According
to the Institute of Cultural Diplomacy [e], an advocacy body, the African
diaspora, which can be broke into three main periods, “is one of the most
important in world in terms of numbers”. They argue that the first African
diaspora was that of slaves labour to the Americas, the second being the
colonial diaspora where persons mostly sought greener pasture in countries that
once colonized them. For example, people from Francophone Congo would be
inclined to seek opportunities in France as opposed to Anglophone Britain.

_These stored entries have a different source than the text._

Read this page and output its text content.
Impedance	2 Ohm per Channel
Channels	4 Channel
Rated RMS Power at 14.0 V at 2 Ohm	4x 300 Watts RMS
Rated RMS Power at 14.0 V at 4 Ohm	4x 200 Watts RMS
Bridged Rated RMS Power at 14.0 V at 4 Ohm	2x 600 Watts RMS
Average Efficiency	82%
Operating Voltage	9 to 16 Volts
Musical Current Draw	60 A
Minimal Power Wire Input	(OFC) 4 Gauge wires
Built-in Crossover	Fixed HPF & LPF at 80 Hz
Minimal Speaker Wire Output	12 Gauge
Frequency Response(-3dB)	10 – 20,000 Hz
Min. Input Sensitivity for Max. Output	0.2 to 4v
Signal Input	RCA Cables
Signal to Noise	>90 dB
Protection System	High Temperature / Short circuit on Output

The third
form of the African diaspora encompasses the current phenomenon where millions
of Africans are emigrating from their homelands to other African counties be it
for economic, political and security reasons.
The
focus of my exploration is in part influenced by the society I come from. My current
town of residence once served as a recruitment center and the main transit
route for labourers from East and Central Africa en route to the South African
mines. Upon completion of their tenures, not all returned to their homelands. A
considerable number of them opted to settle in Francistown, making it a melting
pot of cultures from Angola, Tanzania, Zambia, Malawi and Zimbabwe. Among them
and poignant to my argument was Emmanuel Mbatista an Angolan who spoke nine African
languages. Interestingly, Mbatista could not sustain a conversation in a pure
lingual but veered from language to language.